En s'appuyant sur ce qu'elle avait appris de Max, elle suggéra que chaque morceau témoignait d'une connaissance, d'un savoir qui se devait d'être révélé.

– Là, je ne suis pas d'accord avec vous, je pencherais même plutôt pour le contraire, rétorqua Ivory. La fin du texte laisse toutes les raisons de penser qu'il s'agissait d'un secret à garder. Lisez vous-même. Que restent celées les ombres de l'infinité.

Et tandis qu'Ivory débattait avec Keira, les « ombres de l'infinité » me firent repenser à mon antiquaire du Marais.

– Ce n'est pas tant ce que nous montrent les sphères armillaires qui est intrigant, mais plutôt ce qu'elles ne nous montrent pas et que nous devinons pourtant, murmurai-je.

– Pardon ? demanda Ivory en se tournant vers moi.

– Le vide et le temps, lui dis-je.

– Qu'est-ce que tu racontes ? demanda Keira.

– Rien, une idée sans rapport avec votre conversation, mais qui me traversait l'esprit.

– Et où pensez-vous trouver les morceaux manquants ? reprit Ivory.

– Ceux que nous avons en notre possession ont été découverts dans le cratère d'un volcan, à quelques dizaines de kilomètres d'un fleuve majeur. L'un à l'est, l'autre au sud, je pressens que les autres sont cachés dans des endroits similaires à l'ouest et au nord.

– Vous avez ces deux fragments sur vous ? insista Ivory dont l'œil pétillait.

Keira et moi échangeâmes un regard en coin, elle ôta son pendentif, je sortis celui que je gardais précieusement dans la poche intérieure de ma veste, nous les déposâmes sur la table basse. Keira les assembla et ils reprirent cette couleur bleu vif qui nous surprenait toujours autant ; mais, cette fois, je notai que le scintillement était moins éclatant, comme si les objets perdaient de leur rayonnement.

– C'est stupéfiant ! s'exclama Ivory, plus encore que tout ce que j'avais imaginé.

– Qu'est-ce que vous aviez imaginé ? demanda Keira, intriguée.

– Rien, rien de particulier, bafouilla Ivory, mais reconnaissez que ce phénomène est étonnant, surtout quand on connaît l'âge de cet objet.

– Maintenant, vous voulez bien nous dire à quel endroit fut découvert le vôtre ?

– Ce n'est pas le mien, hélas.
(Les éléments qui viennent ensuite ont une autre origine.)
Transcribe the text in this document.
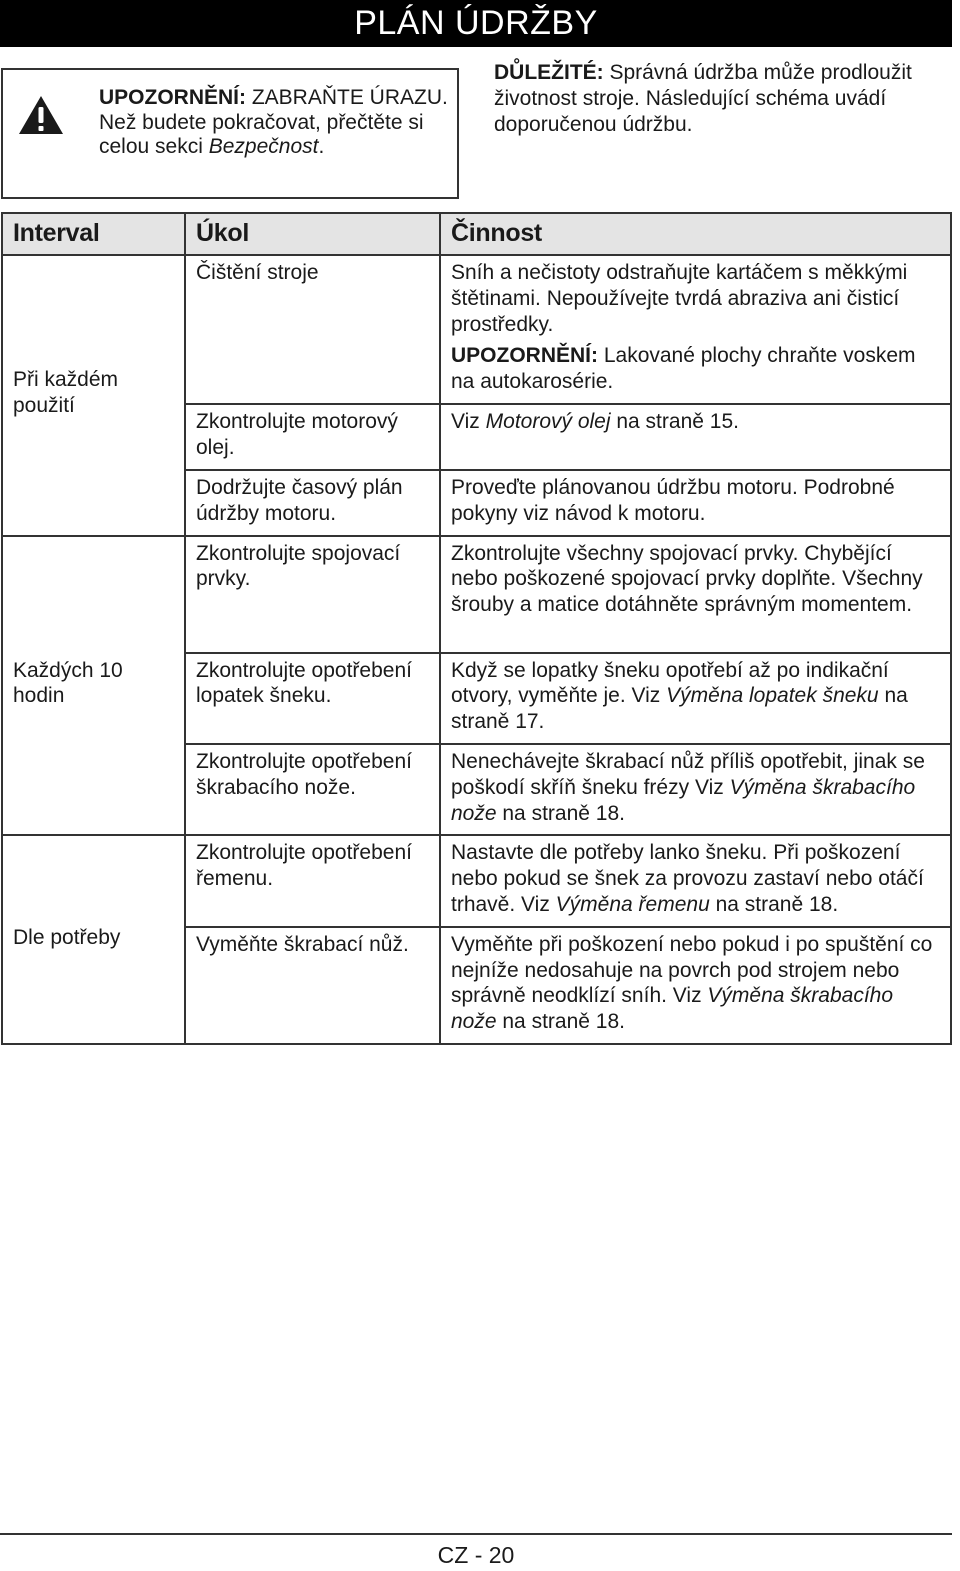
PLÁN ÚDRŽBY
UPOZORNĚNÍ: ZABRAŇTE ÚRAZU. Než budete pokračovat, přečtěte si celou sekci Bezpečnost.
DŮLEŽITÉ: Správná údržba může prodloužit životnost stroje. Následující schéma uvádí doporučenou údržbu.
Interval	Úkol	Činnost
Při každém použití	Čištění stroje	Sníh a nečistoty odstraňujte kartáčem s měkkými štětinami. Nepoužívejte tvrdá abraziva ani čisticí prostředky.

UPOZORNĚNÍ: Lakované plochy chraňte voskem na autokarosérie.

	Zkontrolujte motorový olej.	Viz Motorový olej na straně 15.
	Dodržujte časový plán údržby motoru.	Proveďte plánovanou údržbu motoru. Podrobné pokyny viz návod k motoru.
Každých 10 hodin	Zkontrolujte spojovací prvky.	Zkontrolujte všechny spojovací prvky. Chybějící nebo poškozené spojovací prvky doplňte. Všechny šrouby a matice dotáhněte správným momentem.
	Zkontrolujte opotřebení lopatek šneku.	Když se lopatky šneku opotřebí až po indikační otvory, vyměňte je. Viz Výměna lopatek šneku na straně 17.
	Zkontrolujte opotřebení škrabacího nože.	Nenechávejte škrabací nůž příliš opotřebit, jinak se poškodí skříň šneku frézy Viz Výměna škrabacího nože na straně 18.
Dle potřeby	Zkontrolujte opotřebení řemenu.	Nastavte dle potřeby lanko šneku. Při poškození nebo pokud se šnek za provozu zastaví nebo otáčí trhavě. Viz Výměna řemenu na straně 18.
	Vyměňte škrabací nůž.	Vyměňte při poškození nebo pokud i po spuštění co nejníže nedosahuje na povrch pod strojem nebo správně neodklízí sníh. Viz Výměna škrabacího nože na straně 18.
CZ - 20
Il fut trouvé il y a trente ans dans les Andes péruviennes, mais malheureusement pour votre théorie, ce n'était pas dans le cratère d'un volcan.

– Où alors ? demanda Keira.

– À environ cent cinquante kilomètres au nord-est du lac Titicaca.

– Dans quelles circonstances ? demandai-je.

– Une mission menée par une équipe de géologues hollandais ; ils remontaient vers la source du fleuve Amazone. L'objet fut repéré à cause de sa forme singulière, dans une grotte où les scientifiques s'étaient protégés du mauvais temps. Il n'aurait pas attiré plus d'attention que cela, si le chef de cette mission n'avait été témoin du même phénomène que vous. Au cours de cette nuit d'orage, les éclairs de la foudre provoquèrent la fameuse projection de points lumineux sur l'une des parois de sa tente. L'événement le marqua d'autant plus qu'il se rendit compte au lever du jour que la toile était devenue perméable à la lumière. Des milliers de petits trous s'y étaient formés. Les orages étant fréquents dans cette région, notre explorateur reproduisit l'expérience plusieurs fois et en déduisit qu'il ne pouvait s'agir d'un simple caillou. Il rapporta le fragment et le fit étudier de plus près.